Customer retention is one of the most common scenarios of data analysis, which is very useful for business. As a business, you would like to know how many new customers you have in each month, how many returning, and how many lost customers. Knowing these, would help you to focus on the growth plan, and bring more new customers, keep more returning customers, and reduce the number of lost customers. I have written previously about a simple way to find out which customers are new, or lost. However, in this post, I am going to share more details about some other analysis that can be useful, especially when you want to analyze the customer retention for each period (when the date is an axis of the chart).
Customer Retention Over Period
It is useful to know if a customer is new, lost or returning right now, which is what I have explained here:
However, it is even more useful to know that at which period that customer became a new, lost, or returning customer:
The visual above is doing the calculation of new, lost, and returning customers for each period.
the data model for this sample dataset is like this:
Below is a list of expressions that are useful for this analysis.
Staring Easy: This period’s Customers
Getting this period’s customers, is a simple discount count as below:
This period's customers = DISTINCTCOUNT(FactInternetSales[CustomerKey])
this is just showing how many unique customers we have in each period (active customers who made a purchase in this period)

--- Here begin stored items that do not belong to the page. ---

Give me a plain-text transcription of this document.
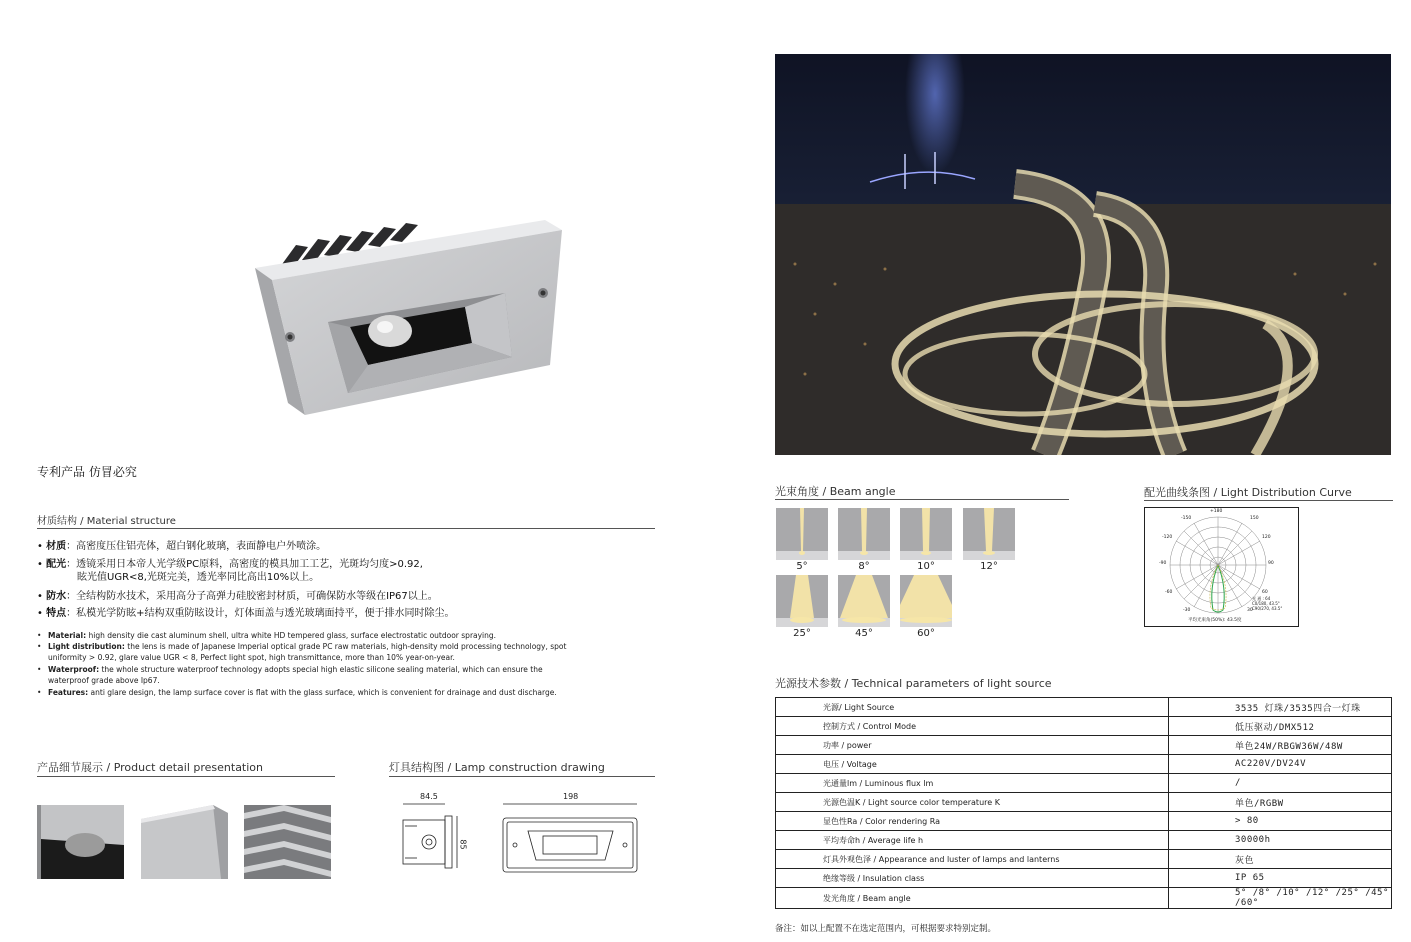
专利产品 仿冒必究
材质结构 / Material structure
• 材质：高密度压住铝壳体，超白钢化玻璃，表面静电户外喷涂。
• 配光：透镜采用日本帝人光学级PC原料，高密度的模具加工工艺，光斑均匀度>0.92,
眩光值UGR<8,光斑完美，透光率同比高出10%以上。
• 防水：全结构防水技术，采用高分子高弹力硅胶密封材质，可确保防水等级在IP67以上。
• 特点：私模光学防眩+结构双重防眩设计，灯体面盖与透光玻璃面持平，便于排水同时除尘。
• Material: high density die cast aluminum shell, ultra white HD tempered glass, surface electrostatic outdoor spraying.
• Light distribution: the lens is made of Japanese Imperial optical grade PC raw materials, high-density mold processing technology, spot uniformity > 0.92, glare value UGR < 8, Perfect light spot, high transmittance, more than 10% year-on-year.
• Waterproof: the whole structure waterproof technology adopts special high elastic silicone sealing material, which can ensure the waterproof grade above Ip67.
• Features: anti glare design, the lamp surface cover is flat with the glass surface, which is convenient for drainage and dust discharge.
产品细节展示 / Product detail presentation	灯具结构图 / Lamp construction drawing
84.5	198
85
光束角度 / Beam angle
5°	8°	10°	12°
25°	45°	60°
配光曲线条图 / Light Distribution Curve
+180
-150	150
-120	120
-90	90
-60	60
-30	30
光 通 : 64
C0/180, 43.5°
C90/270, 43.5°
平均光束角(50%): 43.5度
光源技术参数 / Technical parameters of light source
光源/ Light Source	3535 灯珠/3535四合一灯珠
控制方式 / Control Mode	低压驱动/DMX512
功率 / power	单色24W/RBGW36W/48W
电压 / Voltage	AC220V/DV24V
光通量lm / Luminous flux lm	/
光源色温K / Light source color temperature K	单色/RGBW
显色性Ra / Color rendering Ra	> 80
平均寿命h / Average life h	30000h
灯具外观色泽 / Appearance and luster of lamps and lanterns	灰色
绝缘等级 / Insulation class	IP 65
发光角度 / Beam angle	5° /8° /10° /12° /25° /45° /60°
备注：如以上配置不在选定范围内，可根据要求特别定制。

Running Total Customers: All Customers Until This Period
Another useful calculation for customers is to find out the total of customers from the beginning of this business until now. regardless of the fact that they are active or not. This is a running total calculation, which you can achieve either using quick measures or writing the statement like below;
Running Total Customers = var _currdate=MAX(DimDate[FullDateAlternateKey].[Date]) var _salesthisperiod=[Sales] return if(_salesthisperiod>0, CALCULATE( [This period's customers], FILTER( ALLSELECTED(DimDate[FullDateAlternateKey].[Date]), ISONORAFTER(DimDate[FullDateAlternateKey].[Date], _currdate, DESC) ) ) )
The reason for using IF statement and checking the sales value is that if there is no sales in this period, we consider it as a month that nothing yet happened (these are probably months in the future in our date table), we are not interested to do our calculation for those months.
Running Total Sales
In addition to the running total of the count of customers, it is also good to have the running total of sales. the Sales Measure itself has this calculation:
Sales = SUM(FactInternetSales[SalesAmount])
and the running total sales comes as below;
Running Total Sales = var _currdate=MAX(DimDate[FullDateAlternateKey].[Date]) return CALCULATE( [Sales], FILTER( ALLSELECTED(DimDate[FullDateAlternateKey].[Date]), ISONORAFTER(DimDate[FullDateAlternateKey].[Date], _currdate, DESC) ) )
This is a measure that we use in calculating the count of new, lost, and returning customers.
New Customers – Fixed Period
for calculating the new, lost and returning customers. I first, explain how it works with a fixed period. Let’s say we consider a customer new, if that customer purchased everything in his/her transaction history only the current active period, and let’s say the active period is one year (fixed). So, if there is a customer who purchased in total (up until that given date) $250, and in the period of 1 year from the given date in the table, it is also $250, then that customer is new in that period, otherwise, not. Here is one of the ways you can calculate it:
New Customers - Fixed Period = var _currdate=MAX(DimDate[FullDateAlternateKey].[Date]) var _salesthisperiod=[Sales] var _customers= ADDCOLUMNS( DimCustomer, 'Sales Until Now', CALCULATE( [Sales], DATESINPERIOD( DimDate[FullDateAlternateKey].[Date], _currdate, -1, YEAR)), 'Running Total Sales', [Running Total Sales] ) var _newcustomers= FILTER(_customers, [Running Total Sales]=[Sales Until Now] && [Sales Until Now]>0) return if(_salesthisperiod>0, COUNTROWS(_newcustomers))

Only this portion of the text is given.